Republican Martha Dean, who twice ran unsuccessfully for state attorney general, announced her candidacy Tuesday for the state’s highest office on the website of the Connecticut Citizens Defense League.

A late entrant into what is already a crowded GOP field, Dean has scheduled a news conference for March 18 to discuss her candidacy, which was rumored last fall, but is somewhat unexpected at this juncture.

State GOP Chairman Jerry Labriola Jr. said Dean left a phone message for him Tuesday morning to discuss the race.

“I hesitate to comment until I have discussed her plans with her,” Labriola said. “She will join an impressive field of quality candidates for governor.”

Writing on the website of the CCDL, which has 9,000 members and sued the state over its restrictions on guns, Dean said she expects to focus “on placing Connecticut on strong economic footing while ensuring that citizens’ are protected from government policies that infringe on their most fundamental rights.”
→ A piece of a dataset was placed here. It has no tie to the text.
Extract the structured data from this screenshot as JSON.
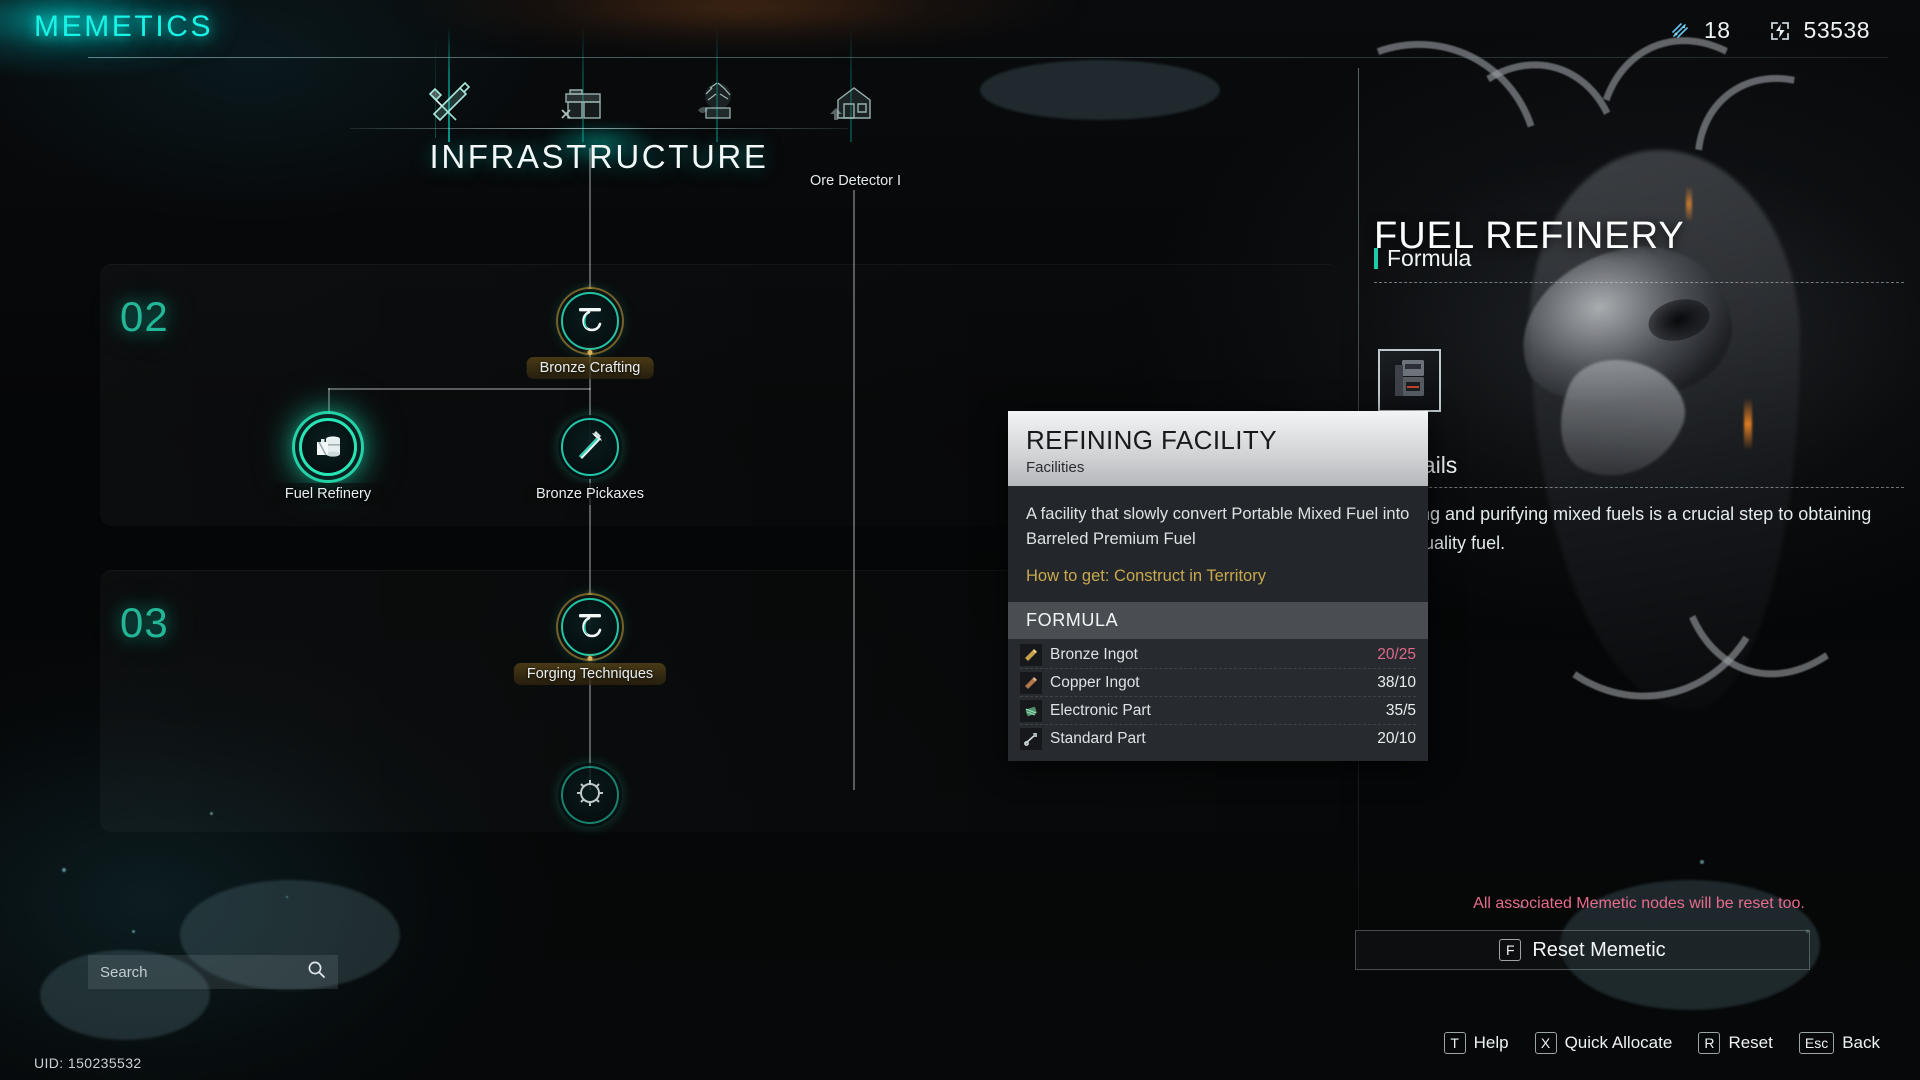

The 54-year-old lawyer from Avon is currently quarterbacking the legal challenge of Connecticut’s crackdown on assault weapons and high capacity gun magazines, which an overwhelming majority of state legislators on both sides of the aisle supported in the wake of the Sandy Hook Elementary School massacre.

Regarded as one of the most conservative figures in the state party, Dean spoke during an April 20, 2013, rally held by the CCDL outside the Capitol in Hartford.

“All those who voted for this law will be punished as traitors at the ballot box,” Dean said at the time.

State Senate Minority Leader John McKinney, R-Fairfield, who is seeking the GOP nomination for governor, helped negotiate the Connecticut’s tough new restrictions on firearms and the sale of ammunition, drawing the ire of gun owners.